Como nunca he sentido que nade muy bien (siempre percibo mi propia lentitud) a pesar de haber nadado con regularidad en varios otros momentos de mi vida, no creo que mis metáforas de natación sean buenas.

Pero en este momento del semestre, cuando falta poco (pero aún no se ha llegado; no se ha demostrado Morley en modelos, faltan los proyectos finales de los de Discretas II) la sensación es análoga para mí a esos últimos diez metros antes del borde de la piscina, cuando uno siente que no tiene más aire, que no da una brazada más.


Aproveché para aprender a usar lightworks  — un  editor de video bastante mejor que los usuales en linux, y armar un video de impresiones/trozos de la ida a París. Aquí está:


Me dijeron que la ciudad quedó un poco melancólica en ese video. En realidad es un revuelto de muchas cosas: ciclistas en la ciudad, Kiefer, Rodin, algo de vistas y caminatas, un poco de caras de gente del evento y familiares. Y el río.


La autobiografía de Elias Canetti (voy en vol. 1, La lengua salvada) es una maravilla de escritura llana y directa, de introspección seria y directa. Todo lo contrario de la introspección complejísima y supremamente mediada de Proust, en su propia “búsqueda de sí mismo” Canetti opta por un camino de luz directa, leve ironía – sobre todo mucha auto-ironía y captura de voces.

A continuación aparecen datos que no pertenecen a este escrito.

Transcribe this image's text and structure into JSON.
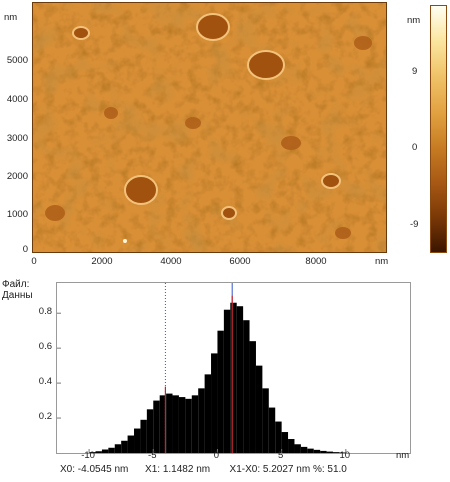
{
  "afm_image": {
    "y_unit": "nm",
    "x_unit": "nm",
    "y_ticks": [
      "5000",
      "4000",
      "3000",
      "2000",
      "1000",
      "0"
    ],
    "x_ticks": [
      "0",
      "2000",
      "4000",
      "6000",
      "8000"
    ],
    "colorbar": {
      "unit": "nm",
      "labels": [
        "9",
        "0",
        "-9"
      ],
      "colors": [
        "#fffef2",
        "#f0c46a",
        "#c67b22",
        "#7a3806",
        "#3a1500"
      ]
    }
  },
  "side_panel": {
    "file_label": "Файл:",
    "data_label": "Данны"
  },
  "histogram": {
    "x_unit": "nm",
    "cursor_readout": {
      "x0": "X0: -4.0545 nm",
      "x1": "X1: 1.1482 nm",
      "diff": "X1-X0: 5.2027 nm",
      "percent": "%: 51.0"
    },
    "cursor_colors": {
      "dotted": "#3355cc",
      "solid": "#cc2222"
    }
  },
  "chart_data": {
    "type": "bar",
    "xlabel": "nm",
    "ylabel": "",
    "xlim": [
      -12.5,
      15
    ],
    "ylim": [
      0,
      0.95
    ],
    "x_ticks": [
      -10,
      -5,
      0,
      5,
      10
    ],
    "y_ticks": [
      0.2,
      0.4,
      0.6,
      0.8
    ],
    "x_tick_labels": [
      "-10",
      "-5",
      "0",
      "5",
      "10"
    ],
    "y_tick_labels": [
      "0.2",
      "0.4",
      "0.6",
      "0.8"
    ],
    "cursors": [
      {
        "x": -4.0545,
        "style": "dotted",
        "color": "#3355cc",
        "marker_to": 0.38
      },
      {
        "x": 1.1482,
        "style": "solid",
        "color": "#cc2222",
        "marker_to": 0.9
      }
    ],
    "x": [
      -9.75,
      -9.25,
      -8.75,
      -8.25,
      -7.75,
      -7.25,
      -6.75,
      -6.25,
      -5.75,
      -5.25,
      -4.75,
      -4.25,
      -3.75,
      -3.25,
      -2.75,
      -2.25,
      -1.75,
      -1.25,
      -0.75,
      -0.25,
      0.25,
      0.75,
      1.25,
      1.75,
      2.25,
      2.75,
      3.25,
      3.75,
      4.25,
      4.75,
      5.25,
      5.75,
      6.25,
      6.75,
      7.25,
      7.75,
      8.25,
      8.75,
      9.25,
      9.75
    ],
    "values": [
      0.005,
      0.01,
      0.02,
      0.03,
      0.05,
      0.07,
      0.1,
      0.14,
      0.19,
      0.25,
      0.3,
      0.33,
      0.34,
      0.33,
      0.32,
      0.31,
      0.33,
      0.37,
      0.45,
      0.57,
      0.7,
      0.82,
      0.86,
      0.84,
      0.76,
      0.64,
      0.5,
      0.37,
      0.26,
      0.18,
      0.12,
      0.08,
      0.05,
      0.035,
      0.025,
      0.018,
      0.012,
      0.008,
      0.005,
      0.003
    ]
  }
}
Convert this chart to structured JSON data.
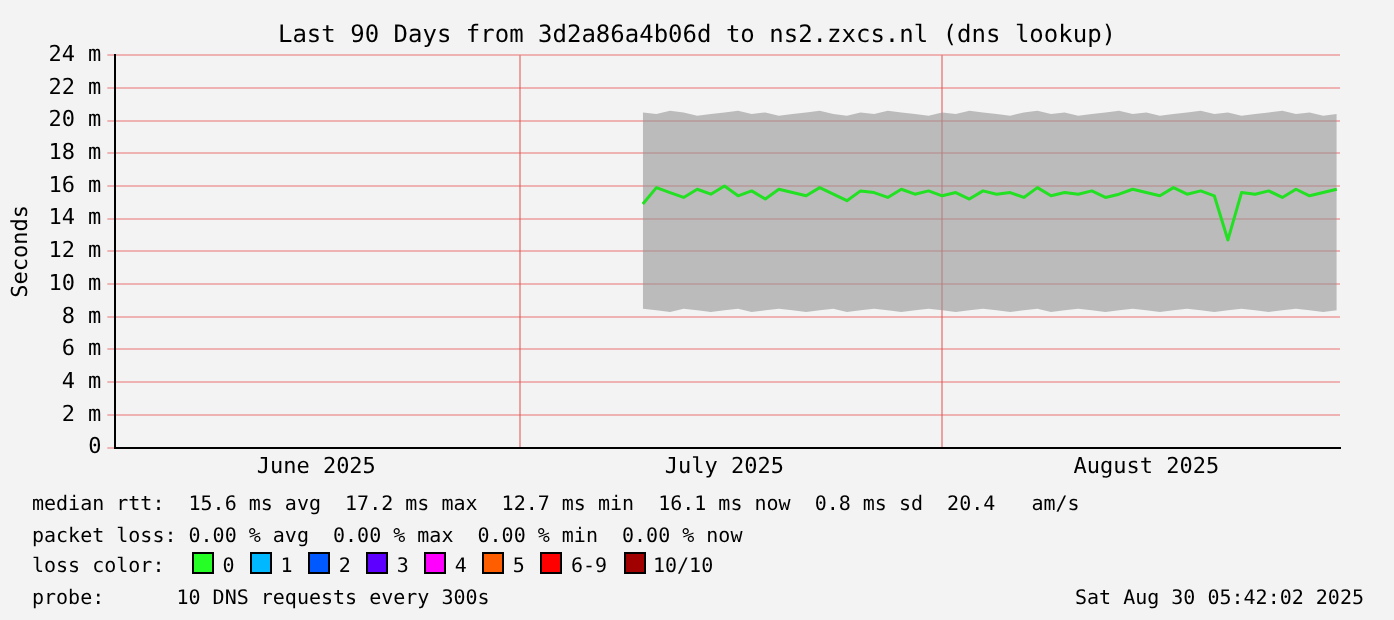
{
  "chart_data": {
    "type": "line",
    "title": "Last 90 Days from 3d2a86a4b06d to ns2.zxcs.nl (dns lookup)",
    "ylabel": "Seconds",
    "xlim": [
      "2025-06-01T05:42",
      "2025-08-30T05:42"
    ],
    "xticks": [
      {
        "value": "2025-06-16",
        "label": "June 2025"
      },
      {
        "value": "2025-07-01",
        "label": null
      },
      {
        "value": "2025-07-16",
        "label": "July 2025"
      },
      {
        "value": "2025-08-01",
        "label": null
      },
      {
        "value": "2025-08-16",
        "label": "August 2025"
      }
    ],
    "ylim": [
      0,
      24
    ],
    "yticks": [
      0,
      {
        "value": 2,
        "label": "2 m"
      },
      {
        "value": 4,
        "label": "4 m"
      },
      {
        "value": 6,
        "label": "6 m"
      },
      {
        "value": 8,
        "label": "8 m"
      },
      {
        "value": 10,
        "label": "10 m"
      },
      {
        "value": 12,
        "label": "12 m"
      },
      {
        "value": 14,
        "label": "14 m"
      },
      {
        "value": 16,
        "label": "16 m"
      },
      {
        "value": 18,
        "label": "18 m"
      },
      {
        "value": 20,
        "label": "20 m"
      },
      {
        "value": 22,
        "label": "22 m"
      },
      {
        "value": 24,
        "label": "24 m"
      }
    ],
    "grid": true,
    "legend": false,
    "marker": "none",
    "line_style": "solid",
    "x": [
      "2025-07-10",
      "2025-07-11",
      "2025-07-12",
      "2025-07-13",
      "2025-07-14",
      "2025-07-15",
      "2025-07-16",
      "2025-07-17",
      "2025-07-18",
      "2025-07-19",
      "2025-07-20",
      "2025-07-21",
      "2025-07-22",
      "2025-07-23",
      "2025-07-24",
      "2025-07-25",
      "2025-07-26",
      "2025-07-27",
      "2025-07-28",
      "2025-07-29",
      "2025-07-30",
      "2025-07-31",
      "2025-08-01",
      "2025-08-02",
      "2025-08-03",
      "2025-08-04",
      "2025-08-05",
      "2025-08-06",
      "2025-08-07",
      "2025-08-08",
      "2025-08-09",
      "2025-08-10",
      "2025-08-11",
      "2025-08-12",
      "2025-08-13",
      "2025-08-14",
      "2025-08-15",
      "2025-08-16",
      "2025-08-17",
      "2025-08-18",
      "2025-08-19",
      "2025-08-20",
      "2025-08-21",
      "2025-08-22",
      "2025-08-23",
      "2025-08-24",
      "2025-08-25",
      "2025-08-26",
      "2025-08-27",
      "2025-08-28",
      "2025-08-29",
      "2025-08-30"
    ],
    "series": [
      {
        "color": "#22e022",
        "values": [
          14.9,
          15.9,
          15.6,
          15.3,
          15.8,
          15.5,
          16,
          15.4,
          15.7,
          15.2,
          15.8,
          15.6,
          15.4,
          15.9,
          15.5,
          15.1,
          15.7,
          15.6,
          15.3,
          15.8,
          15.5,
          15.7,
          15.4,
          15.6,
          15.2,
          15.7,
          15.5,
          15.6,
          15.3,
          15.9,
          15.4,
          15.6,
          15.5,
          15.7,
          15.3,
          15.5,
          15.8,
          15.6,
          15.4,
          15.9,
          15.5,
          15.7,
          15.4,
          12.7,
          15.6,
          15.5,
          15.7,
          15.3,
          15.8,
          15.4,
          15.6,
          15.8
        ],
        "lower": [
          8.5,
          8.4,
          8.3,
          8.5,
          8.4,
          8.3,
          8.4,
          8.5,
          8.3,
          8.4,
          8.5,
          8.4,
          8.3,
          8.4,
          8.5,
          8.3,
          8.4,
          8.5,
          8.4,
          8.3,
          8.4,
          8.5,
          8.4,
          8.3,
          8.4,
          8.5,
          8.4,
          8.3,
          8.4,
          8.5,
          8.3,
          8.4,
          8.5,
          8.4,
          8.3,
          8.4,
          8.5,
          8.4,
          8.3,
          8.4,
          8.5,
          8.4,
          8.3,
          8.4,
          8.5,
          8.4,
          8.3,
          8.4,
          8.5,
          8.4,
          8.3,
          8.4
        ],
        "upper": [
          20.5,
          20.4,
          20.6,
          20.5,
          20.3,
          20.4,
          20.5,
          20.6,
          20.4,
          20.5,
          20.3,
          20.4,
          20.5,
          20.6,
          20.4,
          20.3,
          20.5,
          20.4,
          20.6,
          20.5,
          20.4,
          20.3,
          20.5,
          20.4,
          20.6,
          20.5,
          20.4,
          20.3,
          20.5,
          20.6,
          20.4,
          20.5,
          20.3,
          20.4,
          20.5,
          20.6,
          20.4,
          20.5,
          20.3,
          20.4,
          20.5,
          20.6,
          20.4,
          20.5,
          20.3,
          20.4,
          20.5,
          20.6,
          20.4,
          20.5,
          20.3,
          20.4
        ]
      }
    ],
    "annotations": [
      "median rtt:  15.6 ms avg  17.2 ms max  12.7 ms min  16.1 ms now  0.8 ms sd  20.4   am/s",
      "packet loss: 0.00 % avg  0.00 % max  0.00 % min  0.00 % now",
      "loss color:",
      "0",
      "1",
      "2",
      "3",
      "4",
      "5",
      "6-9",
      "10/10",
      "probe:",
      "10 DNS requests every 300s",
      "Sat Aug 30 05:42:02 2025"
    ]
  }
}
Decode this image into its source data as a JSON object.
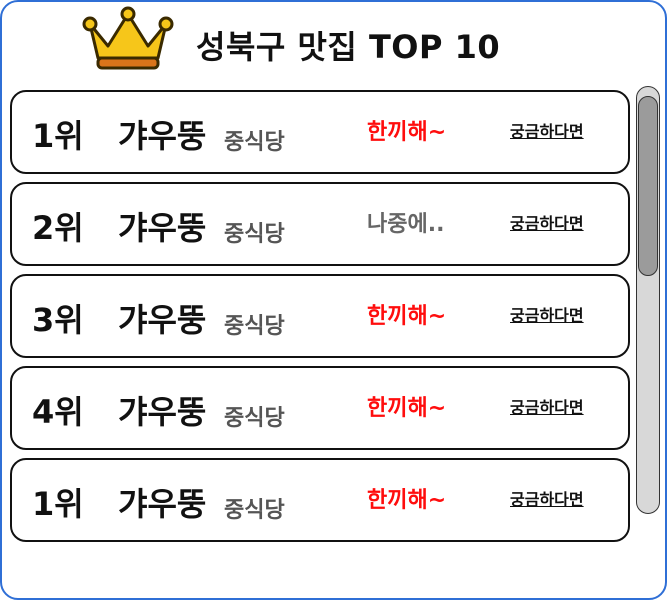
{
  "header": {
    "title": "성북구 맛집 TOP 10",
    "icon": "crown-icon"
  },
  "colors": {
    "frame": "#2f6fd6",
    "status_red": "#ff0d0d",
    "status_gray": "#666666",
    "crown": "#f6c61a"
  },
  "items": [
    {
      "rank": "1위",
      "name": "갸우뚱",
      "category": "중식당",
      "status": "한끼해~",
      "status_color": "red",
      "link": "궁금하다면"
    },
    {
      "rank": "2위",
      "name": "갸우뚱",
      "category": "중식당",
      "status": "나중에..",
      "status_color": "gray",
      "link": "궁금하다면"
    },
    {
      "rank": "3위",
      "name": "갸우뚱",
      "category": "중식당",
      "status": "한끼해~",
      "status_color": "red",
      "link": "궁금하다면"
    },
    {
      "rank": "4위",
      "name": "갸우뚱",
      "category": "중식당",
      "status": "한끼해~",
      "status_color": "red",
      "link": "궁금하다면"
    },
    {
      "rank": "1위",
      "name": "갸우뚱",
      "category": "중식당",
      "status": "한끼해~",
      "status_color": "red",
      "link": "궁금하다면"
    }
  ]
}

El español de su familia (que estando en Bulgaria aún usaba el español como idioma varios siglos después de la expulsión), su idioma primordial, esa versión judía del español de hace ya más de cinco siglos, parece ser la base de toda su construcción y de toda su percepción. Ese idioma de infancia está salpicado del búlgaro de las criadas campesinas, del turco de los abuelos (cuando Bulgaria era imperio otomano), del armenio y ruso y griego y rumano de vecinos, criados, amigos de infancia.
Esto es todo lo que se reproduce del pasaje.